# COSC312 Lab week 11—Programming language security
The objective for this lab is for you to get hands on experience with a few of the types of code bugs that have a security effect.
## Setting up your code environment
In a similar manner to the previous lab, this lab is intended to be performed within a Linux VM using Docker and Visual Studio Code's "Dev Conainters".
- Clone the public Git repository https://altitude.otago.ac.nz/cosc412/programming-language-security-exploration/ into a working copy directory of your choice.
:::danger
:bomb: Having said the working directory is your choice, actually, if you're working on the Owheo Building Lab computers, you probably should create your directory under `c:\windows\temp\` (Powershell or `cmd.exe`) or `/c/windows/temp/` (Git Bash) to avoid permissions problems regarding Docker's ability to open your files.
:::
- Start Visual Studio Code and open your working copy directory (as a directory). I do this by opening a shell, `cd`ing into my working directory, and then running `code .` to open Visual Studio Code on that directory.
- Note the prompt at the bottom right to that includes the button "Reopen in Container".
- Docker Desktop will eventually indicate that VSCode has successfully built and started your development container.
- Eventually you should see a terminal window pane in VSCode that finishes with "Done. Press any key to close the terminal." (On my M-series CPU Mac this message didn't appear.)
## Exploring local variable corruption
- In VSCode open the file `test-local-var-corruption.c` and have a quick look through it.
- Open a terminal in VSCode and ensure that it is running in your container (for me that is made clear by the shell prompt's directory path starting with `/workspaces` which does not correlate to a local file path in my normal user account).
- Compile and run the code (inside the VSCode terminal on your container). The output should be:
```
buffer1: String 1.
buffer2: String 2.
```
- Now, just above the `printf` calls, introduce a `strcpy` call that copies a short string to `buffer1`. I used `strcpy(buffer1, "Hello!");`.
- Compile and run your file again, and you should see the string updating as you would expect.
:::success
:pencil:
**Task** (recommended)
- Explore what happens when you instead `strcpy` the literal string "Hello, World!" into `buffer1`.
- Then note the difference if you use the variable `some_string` as the source of the string copy.
- Explain what is going on when you copy the same source string into `buffer2` instead of `buffer1`. What does this tell you about the arranagement of the memory used to store local variables?
- Finally, expand the size of the string until your program crashes, as opposed to just corrupting data.
:::
:::success
:pencil:
**Task** (recommended)
- Within the same program, now use the safer `strncpy` function. This function takes a maximum number of bytes that it will copy.
- What happens if you copy a long source string to `buffer` using exactly the maximum size of `buffer1`? If something appears unexpected, does it change as you re-run the program?
:::
## Exploring return-oriented programming (ROP)
- In VSCode open the file `test-rop-example.c` and have a quick look through it.
- Create a zero-byte file by running `touch blank` in the terminal of your dev container.

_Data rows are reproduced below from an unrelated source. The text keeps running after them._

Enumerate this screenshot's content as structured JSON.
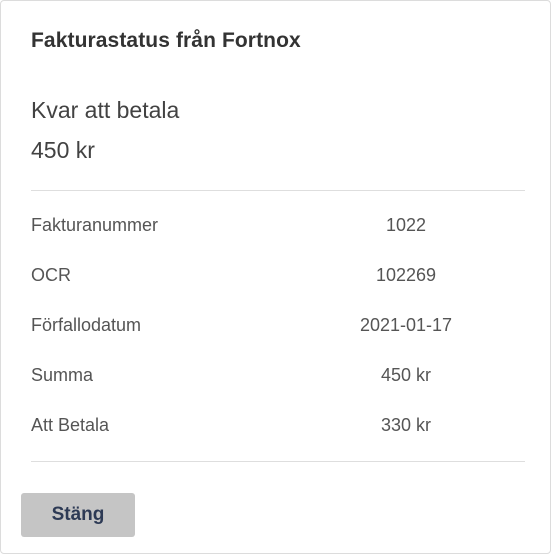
{
  "dialog": {
    "title": "Fakturastatus från Fortnox",
    "remaining_label": "Kvar att betala",
    "remaining_value": "450 kr",
    "rows": [
      {
        "label": "Fakturanummer",
        "value": "1022"
      },
      {
        "label": "OCR",
        "value": "102269"
      },
      {
        "label": "Förfallodatum",
        "value": "2021-01-17"
      },
      {
        "label": "Summa",
        "value": "450 kr"
      },
      {
        "label": "Att Betala",
        "value": "330 kr"
      }
    ],
    "close_label": "Stäng"
  }
}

- Compile and run `test-rop-example.c`. As you'll have seen within the source code, when a file is unable to be opened, the program exits. You can use the filename `blank` to succeed reading a file that is also safe to read.
:::success
:pencil:
**Task** (recommended)
- Run the compiled `test-rop-example` a few times from the shell. What do you notice about the output from the command? (NB: this question does not apply usefully to Windows running through Git Bash!)
- Now run the program within the `gdb` debugger and compare what happens to the output of the commmand. To run your program using `gdb`, first execute `gdb ./test-rop-example` and after the debugger starts use the debugger command `run`.
:::
- Recompile your `test-rop-example` executable program to include debugging symbols: e.g., add the `-g` option to `gcc`.
- Within the `gdb` debugger, you can analyse and manipulate memory while your program is running. Let's manually apply a ROP attack.
- Load `test-rop-example` into the `gdb` debugger in the same manner as above.
- Use `break vulnerableFunction` (note that when it can, `gdb` has rich support for tab completion) to set a breakpoint at the start of that function.
- In GDB `run` your program and give it the name of your zero byte file. This should hit the breakpoint you set above, and return you to the GDB prompt.
- Issue the `step` command to run the assignment to the integer `marker` (which is just to give you a visible marker in memory).
- Run the command `x/20xg $sp`. This will display 20 64-bit hexadecimal numbers starting at the current value of the CPU's stack pointer.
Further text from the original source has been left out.